先日、米カリフォルニア州の研究室の水槽で、魚同士を対決させる実験「ピラニア vs コリドラス」が行われた。ピラニアは鋭い歯をもつアマゾンの肉食魚、コリドラスはとぼけたような顔つきをした、体長3cmほどのナマズ目の魚だ。
ピラニアはコリドラスを水槽の隅に追い詰めると、大きく口を開けて1回、2回、最終的には10回噛み付いた。しかし、コリドラスはなんでもない様子で、身をくねらせてゆっくりとその場を離れていった。少しムッとしているように見えたが、どこも傷ついてはいなかった。(参考記事:「【動画】ピラニアだらけの川に肉を放るとこうなる」)
「この魚は驚いたら素早く逃げますが、そんな反応さえ見せませんでした」と、米カリフォルニア州立大学フラトン校の生物学准教授であるミスティ・ぺイグ=トラン氏は、ほほ笑みながら説明する。「まるで『何をしているの? うっとうしいわね』と文句を言っているようでしょう?」
コリドラスはなぜ、こんな目にあっても平気なのだろう? ぺイグ=トラン氏らが学術誌「アクタ・バイオマテリアリア(Acta Biomaterialia)」に2020年11月に発表した研究によると、その秘密は彼らがまとう鎧にあるという。コラーゲンとミネラルでできた特殊なウロコが、すぐれた防御力を発揮しているのだ。研究者たちは、このウロコを模倣して従来の素材よりも強くて軽い新素材を開発できれば、防弾服などに利用できるのではないかと期待している。
ピラニアの歯から生き延びる
コリドラス・トリリネアトゥス(Corydoras trilineatus)は、英語で「アーマード・キャットフィッシュ(装甲ナマズ)」と呼ばれる、ナマズ目カリクティス科の魚である。南米のアマゾン川とその支流で、泥底の餌を探して暮らしている。
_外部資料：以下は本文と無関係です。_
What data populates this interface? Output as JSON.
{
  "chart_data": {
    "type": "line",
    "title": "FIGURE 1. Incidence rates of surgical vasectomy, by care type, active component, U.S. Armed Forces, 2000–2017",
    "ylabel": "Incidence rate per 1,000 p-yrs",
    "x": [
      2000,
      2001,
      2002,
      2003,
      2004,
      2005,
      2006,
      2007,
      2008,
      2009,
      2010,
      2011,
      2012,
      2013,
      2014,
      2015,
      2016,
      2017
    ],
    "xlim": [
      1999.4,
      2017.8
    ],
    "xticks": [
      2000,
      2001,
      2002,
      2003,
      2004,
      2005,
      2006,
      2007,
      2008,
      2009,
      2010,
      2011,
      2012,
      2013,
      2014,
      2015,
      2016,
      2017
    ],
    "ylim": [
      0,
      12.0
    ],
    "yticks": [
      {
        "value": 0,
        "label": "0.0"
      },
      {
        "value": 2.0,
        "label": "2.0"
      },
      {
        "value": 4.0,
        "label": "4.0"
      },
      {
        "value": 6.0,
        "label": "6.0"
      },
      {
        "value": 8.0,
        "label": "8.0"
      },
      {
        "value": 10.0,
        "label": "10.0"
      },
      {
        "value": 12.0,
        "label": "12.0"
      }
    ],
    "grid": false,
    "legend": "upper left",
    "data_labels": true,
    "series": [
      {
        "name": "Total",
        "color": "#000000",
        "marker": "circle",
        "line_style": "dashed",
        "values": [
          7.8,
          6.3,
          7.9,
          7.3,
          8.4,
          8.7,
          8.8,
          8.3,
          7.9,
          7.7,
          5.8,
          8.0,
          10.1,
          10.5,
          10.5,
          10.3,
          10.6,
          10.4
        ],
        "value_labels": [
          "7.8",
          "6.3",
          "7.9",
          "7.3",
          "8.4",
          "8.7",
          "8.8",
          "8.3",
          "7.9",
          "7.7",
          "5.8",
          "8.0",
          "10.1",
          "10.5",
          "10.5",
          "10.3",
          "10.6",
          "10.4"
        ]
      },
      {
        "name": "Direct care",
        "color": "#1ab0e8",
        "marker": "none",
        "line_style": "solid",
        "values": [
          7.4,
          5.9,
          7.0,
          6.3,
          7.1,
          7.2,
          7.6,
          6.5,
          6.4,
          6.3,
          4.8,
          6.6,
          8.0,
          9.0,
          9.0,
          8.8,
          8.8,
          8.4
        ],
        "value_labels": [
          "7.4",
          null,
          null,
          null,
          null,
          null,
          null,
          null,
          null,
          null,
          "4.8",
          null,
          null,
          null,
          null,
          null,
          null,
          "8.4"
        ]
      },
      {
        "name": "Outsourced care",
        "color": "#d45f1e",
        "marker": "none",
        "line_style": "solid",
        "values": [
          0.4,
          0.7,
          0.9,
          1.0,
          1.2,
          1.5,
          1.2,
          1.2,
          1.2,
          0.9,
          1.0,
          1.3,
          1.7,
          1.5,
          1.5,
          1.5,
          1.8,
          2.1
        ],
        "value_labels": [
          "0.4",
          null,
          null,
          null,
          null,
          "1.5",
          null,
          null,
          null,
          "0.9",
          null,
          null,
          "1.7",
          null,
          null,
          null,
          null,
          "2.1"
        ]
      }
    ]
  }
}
コリドラスの体長は3〜5cm程度しかないため、オオカワウソやアマゾンカワイルカなどの大型の捕食者によって丸ごと食べられてしまうことはある。けれどもピラニア、特にコリドラスに興味を持つような小型のピラニアに対しては、硬いウロコが生き延びる助けになる。
研究では、飼育下のピラニア(Pygocentrus nattereri)をコリドラスの水槽に入れた。今回の論文の著者で、現在は米チャップマン大学に所属するアンドリュー・ロウ氏は、コリドラスはやられてしまうだろうと予想していた。ピラニア愛好家が公開している動画では、コリドラスほどのサイズの魚(鎧はもたない)が餌として与えられ、ピラニアが腹を1回噛んだだけで内臓を引きずり出していたからだ。
しかし、コリドラスは生き延びた。彼らの急所はエラの周りのウロコに覆われていない部分で、ここを狙って噛まれたらひとたまりもないのだが、胸びれと背中にある鋭いトゲを広げて、ピラニアの攻撃から身を守ることができる。
ピラニアは通常、獲物の尾を攻撃するが、鎧に守られたコリドラスの尾を食いちぎるのは難しく、平均8回も噛みつかなければならなかった。腹部のウロコを突き破るにはさらに苦労していた。